Scrapers: The Turner’s Best Friend
Reach for this simple tool when others reach their limitSynopsis: When you develop your turning techniques, don’t forget the scraper. With this highly useful tool in hand, even a novice can smooth the inside and outside curves of a bowl, turn a tabletop perfectly flat, and cut to the close tolerances needed for fitting a lid to a turned box. Because they cut with a burr, scrapers are more forgiving than gouges and chisels. Well-known wood turner Ernie Conover shows how to grind a scraper to the perfect angle and raise a burr for cutting. He demonstrates how to use a scraper on bowls and flat surfaces, and how to grind your own profiles for custom work such as undercutting, beads, and coves.
From Fine Woodworking #208
While much turning instruction is devoted to gouge and chisel technique, the scraper is given short shrift—some turners even think there is shame in scraping. This is a pity, because the lowly scraper is a highly useful tool that can get jobs done when gouges and chisels can’t.
In faceplate work, for example, it takes a lot of practice before you can fair a perfect curve with a bowl gouge. But even in the hands of a novice, a scraper can smooth both the interior and exterior surfaces of vessels. If fairing a perfect curve is hard, turning a tabletop perfectly flat with a bowl gouge is even harder. Here again, a simple scraper will leave a flat surface every time. Finally, a scraper is the only tool that can cut to the very close tolerances needed when fitting jam chucks or fitting the lid to a turned box.
Scrapers are inherently more forgiving than gouges and chisels because they cut differently. Spindle gouges will cut a bit more or less aggressively in harder and softer parts of a blank. Bowl gouges suffer greatly from this phenomenon, as there is a large difference in the tool’s ability to attack end-grain and face-grain areas as the bowl spins. In part, this is because the bevel of the gouge often rides against the surface being turned. On a scraper, the only point in contact with the wood is the burr doing the cutting, so in effect a scraper will machine wood to perfect concentricity. Also, because they are held at a downward angle, scrapers are far less prone to catching and marring the wood. In this article, I’ll share the mysteries of scraping and bust some of the myths.

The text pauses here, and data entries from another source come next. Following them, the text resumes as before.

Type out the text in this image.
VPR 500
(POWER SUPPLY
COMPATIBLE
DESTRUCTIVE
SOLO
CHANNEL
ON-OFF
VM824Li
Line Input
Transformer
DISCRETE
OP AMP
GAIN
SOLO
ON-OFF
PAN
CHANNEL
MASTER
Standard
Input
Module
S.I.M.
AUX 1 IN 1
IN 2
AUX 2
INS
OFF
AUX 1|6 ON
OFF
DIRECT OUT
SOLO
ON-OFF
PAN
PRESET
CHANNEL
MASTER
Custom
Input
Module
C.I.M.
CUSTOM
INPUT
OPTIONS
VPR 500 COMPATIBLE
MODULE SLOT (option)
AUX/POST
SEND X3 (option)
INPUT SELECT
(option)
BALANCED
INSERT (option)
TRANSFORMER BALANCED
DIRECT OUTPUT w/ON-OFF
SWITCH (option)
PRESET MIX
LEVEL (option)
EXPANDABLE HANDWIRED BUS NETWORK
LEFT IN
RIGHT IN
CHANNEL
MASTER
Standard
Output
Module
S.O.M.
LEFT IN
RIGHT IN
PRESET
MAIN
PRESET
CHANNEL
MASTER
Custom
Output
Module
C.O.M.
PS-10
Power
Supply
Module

All scrapers cut with a burr: To understand how a turning scraper works, examine the simple card scraper. After raising a burr by burnishing, you tilt the card scraper forward until the burr begins to cut. It leaves pronounced, wispy-thin shavings but does not remove much material with each pass, so it is easy to control. The downside is that scrapers dull quickly, for they have to be softer than other cutting tools to facilitate burnishing.
A turning scraper also uses a tiny burr to cut the wood and is angled forward (downward, actually, on the lathe) to cut successfully. However, there are notable differences with the card scraper: To thin the edge so that a burr can be more easily raised, a 15° relief angle is ground under the cutting edge. This increases its usefulness, particularly on the outside of bowls or at a shoulder in spindle turning. Another difference is that forming the burr on a turning scraper is mostly done with a grinder. About an 80-grit wheel does the task nicely; a good-sized adjustable tool rest on your grinder is a big help.